Perhaps he is more pre-occupied with plans for spending the €308,000 he is expected to be given from the public purse next year, having announced his decision not to seek re-election, but Minister for Justice and Law Reform, Dermot Ahern has failed to fulfil the commitment he made in August this year to introduce legislation to give effect to a House Price Database (you can confirm this failure by examining the Amendments Notice, Amendments Tabled and Amendments Made pages from the Oireachtas website). The Minister’s commitment – reproduced in full below – was to introduce an amendment to the Property Services (Regulation) Bill 2009 which would put in place the foundation for the HPD. And the commitment was to introduce the legislation “in the next Dail session” which ended just over a week ago. The commitment was, to use the Minister’s own recent untruthful words, “a fiction”.
Called for at least as long ago as 1973 in the Kenny Report, you might have hoped that the Site Valuation Tax which the government has undertaken to put in place in the next three years under the watchful eye of the IMF, might necessitate a HPD. Not necessarily and there might be other ways of introducing a site tax without a public HPD.
In addition to providing basic transparency in the residential property market, a HPD would help counter unlawful transfers, something pre-occupying the media at present even if RTE was careful to emphasise that the transfers covered in its Prime Time Investigates programme last Monday were not alleged to have been unlawful.
Why has Minister Ahern failed to fulfil his commitment? You can speculate but it is certainly a curiosity about Ireland’s modern administration that successive Fianna Fail, Fine Gael, Labour administrations have all failed to put in place a register which they all ostensibly support.
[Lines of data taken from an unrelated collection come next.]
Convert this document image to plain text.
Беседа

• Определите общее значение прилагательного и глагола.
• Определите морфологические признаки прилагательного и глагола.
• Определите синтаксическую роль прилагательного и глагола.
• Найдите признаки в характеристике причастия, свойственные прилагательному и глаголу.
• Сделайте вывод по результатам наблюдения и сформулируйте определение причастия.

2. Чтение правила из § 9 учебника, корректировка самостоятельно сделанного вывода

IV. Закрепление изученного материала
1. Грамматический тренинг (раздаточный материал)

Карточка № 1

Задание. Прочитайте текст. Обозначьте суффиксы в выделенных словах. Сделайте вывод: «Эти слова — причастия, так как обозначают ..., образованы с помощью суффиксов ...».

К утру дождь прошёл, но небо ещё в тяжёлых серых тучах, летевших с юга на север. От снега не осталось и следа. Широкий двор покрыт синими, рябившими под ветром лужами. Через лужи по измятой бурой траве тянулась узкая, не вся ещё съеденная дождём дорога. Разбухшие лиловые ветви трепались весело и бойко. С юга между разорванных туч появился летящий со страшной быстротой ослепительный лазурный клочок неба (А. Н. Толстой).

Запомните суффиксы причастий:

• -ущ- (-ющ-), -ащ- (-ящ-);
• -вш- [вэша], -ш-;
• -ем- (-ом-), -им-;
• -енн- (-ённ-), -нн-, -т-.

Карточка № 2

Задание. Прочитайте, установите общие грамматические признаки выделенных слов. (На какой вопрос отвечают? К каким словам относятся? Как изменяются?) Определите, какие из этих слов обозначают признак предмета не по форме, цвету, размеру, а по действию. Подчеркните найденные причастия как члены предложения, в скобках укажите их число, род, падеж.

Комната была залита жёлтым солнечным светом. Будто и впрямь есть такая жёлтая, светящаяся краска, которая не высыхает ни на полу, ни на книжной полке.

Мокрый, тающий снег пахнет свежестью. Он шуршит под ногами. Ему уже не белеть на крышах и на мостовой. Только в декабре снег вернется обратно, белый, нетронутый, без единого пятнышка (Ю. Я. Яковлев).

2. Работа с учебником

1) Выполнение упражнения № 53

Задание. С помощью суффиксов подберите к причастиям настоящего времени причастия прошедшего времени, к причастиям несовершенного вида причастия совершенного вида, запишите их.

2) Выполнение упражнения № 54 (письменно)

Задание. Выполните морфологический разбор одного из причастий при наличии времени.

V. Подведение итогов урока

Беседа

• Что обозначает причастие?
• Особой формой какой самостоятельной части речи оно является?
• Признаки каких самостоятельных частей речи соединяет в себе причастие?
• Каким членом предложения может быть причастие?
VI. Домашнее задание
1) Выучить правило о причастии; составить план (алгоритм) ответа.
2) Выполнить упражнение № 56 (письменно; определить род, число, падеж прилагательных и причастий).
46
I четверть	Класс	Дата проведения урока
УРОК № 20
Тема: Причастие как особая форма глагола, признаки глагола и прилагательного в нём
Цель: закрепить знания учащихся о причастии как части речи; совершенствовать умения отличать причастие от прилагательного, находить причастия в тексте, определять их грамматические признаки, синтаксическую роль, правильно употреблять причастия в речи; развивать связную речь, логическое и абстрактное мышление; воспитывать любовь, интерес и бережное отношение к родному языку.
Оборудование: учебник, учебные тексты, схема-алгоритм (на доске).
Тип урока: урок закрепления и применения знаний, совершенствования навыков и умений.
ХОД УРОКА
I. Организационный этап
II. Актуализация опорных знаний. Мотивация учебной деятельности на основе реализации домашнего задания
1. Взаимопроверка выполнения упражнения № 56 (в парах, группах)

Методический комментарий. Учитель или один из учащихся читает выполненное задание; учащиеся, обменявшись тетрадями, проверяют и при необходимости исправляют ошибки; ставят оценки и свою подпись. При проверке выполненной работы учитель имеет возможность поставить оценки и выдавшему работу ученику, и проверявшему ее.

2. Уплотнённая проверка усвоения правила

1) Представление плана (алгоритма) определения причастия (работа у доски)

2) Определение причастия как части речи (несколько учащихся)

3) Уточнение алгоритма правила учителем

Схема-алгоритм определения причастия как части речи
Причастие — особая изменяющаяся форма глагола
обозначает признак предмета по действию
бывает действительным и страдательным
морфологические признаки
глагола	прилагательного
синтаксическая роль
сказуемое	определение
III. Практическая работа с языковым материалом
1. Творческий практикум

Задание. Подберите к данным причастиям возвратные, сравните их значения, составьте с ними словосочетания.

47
Why has Minister Dermot Ahern specifically failed to introduce the legislation now? There certainly isn’t any legislative issue – witness the passage of the controversial and deeply undemocratic Credit Institutions (Stabilisation) Bill though the Dail and Seanad in hours.
Of course the information required by a HPD is already held by the Revenue Commissioners (Irish tax authorities) and is presumably held by estate agents who might officially be prevented from sharing the information but this is not a country known for keeping watertight secrets.
There is a dedicated page for tracking progress, or lack thereof, here.
“The Minister for Justice and Law Reform, Dermot Ahern, T.D., announced today the establishment of a new property database reflecting market trends and house prices.
The Minister said statutory responsibility for publishing property sales prices would be allocated to the Property Services Regulatory Authority which is based in Navan, County Meath.
Minister Ahern said he would table amendments to this effect to the Property Services (Regulation) Bill 2009 – which will establish the Authority on a statutory basis – during the next Dail session, and would also bring forward any necessary amendments to the Data Protection Acts to facilitate the publication of sale price data by the Authority.
The Minister said that his proposals would give effect to a commitment in the renewed Programme for Government to facilitate publication of property price data in order to improve market transparency and early detection of market trends.
The Minister said: “I am very aware of the need for reliable and up to date data on house prices and other property. The Property Services Regulatory Authority will be in a position to ensure timely publication of this data as soon as the legislation is enacted later this year”.
The Minister added that, in accordance with the Programme for Government, the Department of the Environment, Heritage and Local Government would create and maintain a House Price Database in which the details of residential and commercial property sales will be maintained for statistical purposes.”